Il monito sottolinea un principio deontologico fondamentale: il diritto di cronaca non può trasformarsi in un abuso. Nonostante sia una norma codificata e ribadita nei corsi di formazione, la Cpo ha rilevato come alcuni articoli sul femminicidio di Cinzia Pinna si siano posti in “palese, pericoloso contrasto con le regole” che il giornalismo si è dato per una corretta informazione sulla violenza di genere.
La critica centrale mossa dall’Ordine verte sulla profonda disparità di trattamento riservata alla vittima rispetto al suo carnefice. La Commissione evidenzia come i resoconti abbiano spesso dedicato ampio spazio alla figura dell’omicida reo confesso, descrivendone la “vita brillante, imprenditoriale e personale”.
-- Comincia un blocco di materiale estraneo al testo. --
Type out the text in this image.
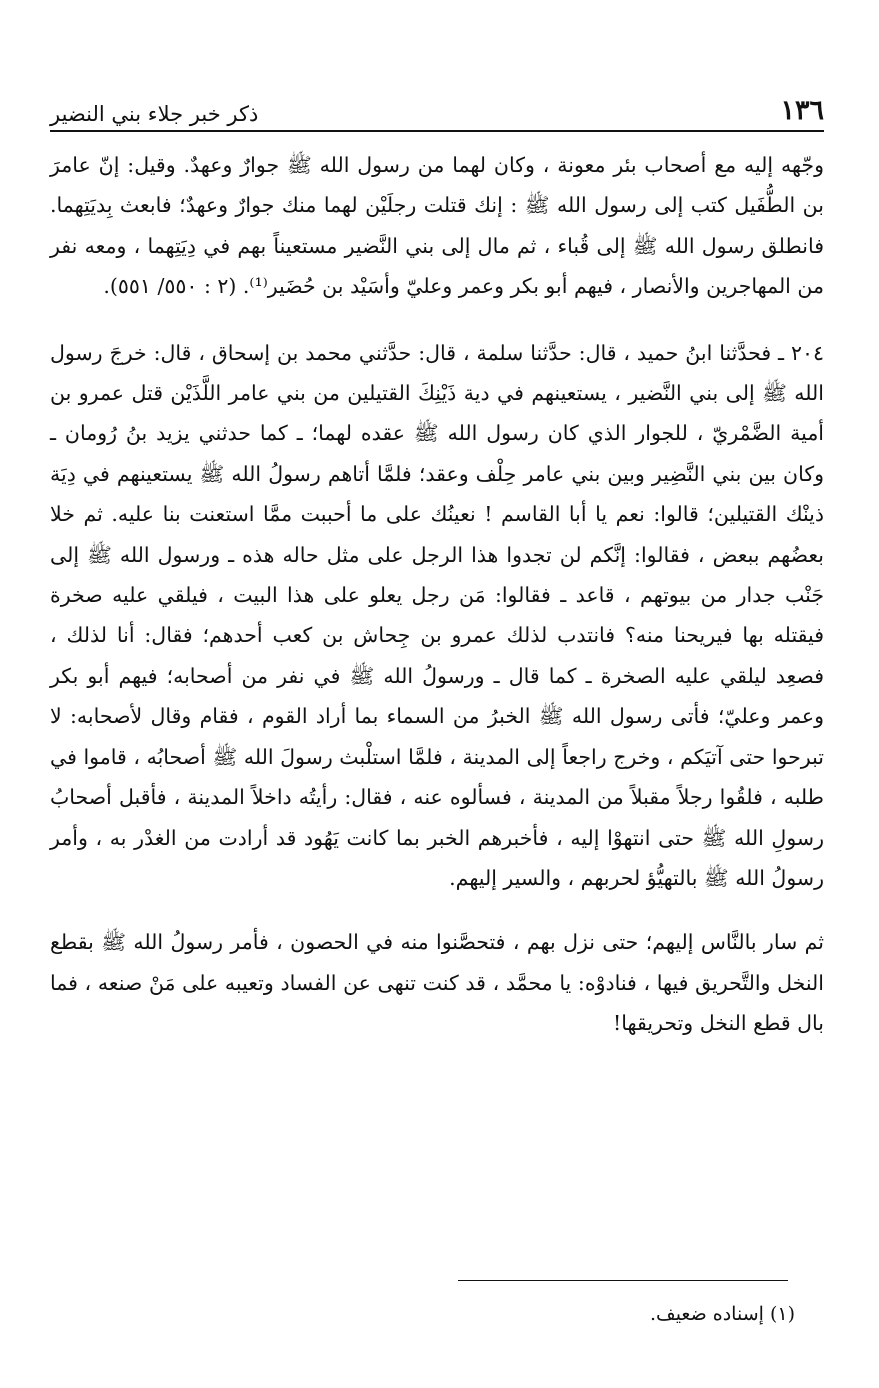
١٣٦
ذكر خبر جلاء بني النضير

وجّهه إليه مع أصحاب بئر معونة ، وكان لهما من رسول الله ﷺ جوارٌ وعهدٌ. وقيل: إنّ عامرَ بن الطُّفَيل كتب إلى رسول الله ﷺ : إنك قتلت رجلَيْن لهما منك جوارٌ وعهدٌ؛ فابعث بِديَتِهما. فانطلق رسول الله ﷺ إلى قُباء ، ثم مال إلى بني النَّضير مستعيناً بهم في دِيَتِهما ، ومعه نفر من المهاجرين والأنصار ، فيهم أبو بكر وعمر وعليّ وأسَيْد بن حُضَير⁽¹⁾. (٢ : ٥٥٠/ ٥٥١).

٢٠٤ ـ فحدَّثنا ابنُ حميد ، قال: حدَّثنا سلمة ، قال: حدَّثني محمد بن إسحاق ، قال: خرجَ رسول الله ﷺ إلى بني النَّضير ، يستعينهم في دية ذَيْنِكَ القتيلين من بني عامر اللَّذَيْن قتل عمرو بن أمية الضَّمْريّ ، للجوار الذي كان رسول الله ﷺ عقده لهما؛ ـ كما حدثني يزيد بنُ رُومان ـ وكان بين بني النَّضِير وبين بني عامر حِلْف وعقد؛ فلمَّا أتاهم رسولُ الله ﷺ يستعينهم في دِيَة ذينْك القتيلين؛ قالوا: نعم يا أبا القاسم ! نعينُك على ما أحببت ممَّا استعنت بنا عليه. ثم خلا بعضُهم ببعض ، فقالوا: إنَّكم لن تجدوا هذا الرجل على مثل حاله هذه ـ ورسول الله ﷺ إلى جَنْب جدار من بيوتهم ، قاعد ـ فقالوا: مَن رجل يعلو على هذا البيت ، فيلقي عليه صخرة فيقتله بها فيريحنا منه؟ فانتدب لذلك عمرو بن جِحاش بن كعب أحدهم؛ فقال: أنا لذلك ، فصعِد ليلقي عليه الصخرة ـ كما قال ـ ورسولُ الله ﷺ في نفر من أصحابه؛ فيهم أبو بكر وعمر وعليّ؛ فأتى رسول الله ﷺ الخبرُ من السماء بما أراد القوم ، فقام وقال لأصحابه: لا تبرحوا حتى آتيَكم ، وخرج راجعاً إلى المدينة ، فلمَّا استلْبث رسولَ الله ﷺ أصحابُه ، قاموا في طلبه ، فلقُوا رجلاً مقبلاً من المدينة ، فسألوه عنه ، فقال: رأيتُه داخلاً المدينة ، فأقبل أصحابُ رسولِ الله ﷺ حتى انتهوْا إليه ، فأخبرهم الخبر بما كانت يَهُود قد أرادت من الغدْر به ، وأمر رسولُ الله ﷺ بالتهيُّؤ لحربهم ، والسير إليهم.

ثم سار بالنَّاس إليهم؛ حتى نزل بهم ، فتحصَّنوا منه في الحصون ، فأمر رسولُ الله ﷺ بقطع النخل والتَّحريق فيها ، فنادوْه: يا محمَّد ، قد كنت تنهى عن الفساد وتعيبه على مَنْ صنعه ، فما بال قطع النخل وتحريقها!

(١) إسناده ضعيف.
Al contrario, la vittima, Cinzia Pinna, è stata oggetto di una descrizione che si sofferma su dettagli parziali e stigmatizzanti. “Di Cinzia Pinna, che è stata barbaramente uccisa, ci viene invece fornita una descrizione parziale, ma che si sofferma su presunte patologie o ipotetiche dipendenze,” denuncia la Cpo.
La Commissione ribadisce con forza la verità dei fatti: “Cinzia Pinna è morta non in conseguenza di questo ma perché un uomo l’ha uccisa.” Questo focus distorto, secondo l’Ordine, rischia di spostare l’attenzione dalla responsabilità del crimine verso presunte cause legate alla vittima, alimentando stereotipi e pregiudizi.
La Cpo invita “ancora una volta i giornalisti e le giornaliste a dimostrare maggiore sensibilità nei confronti della vittima e ad un’assunzione di responsabilità”. L’obiettivo è quello di raccontare i femminicidi per quello che sono – crimini efferati – contribuendo così a spezzare gli stereotipi alla base della violenza di genere.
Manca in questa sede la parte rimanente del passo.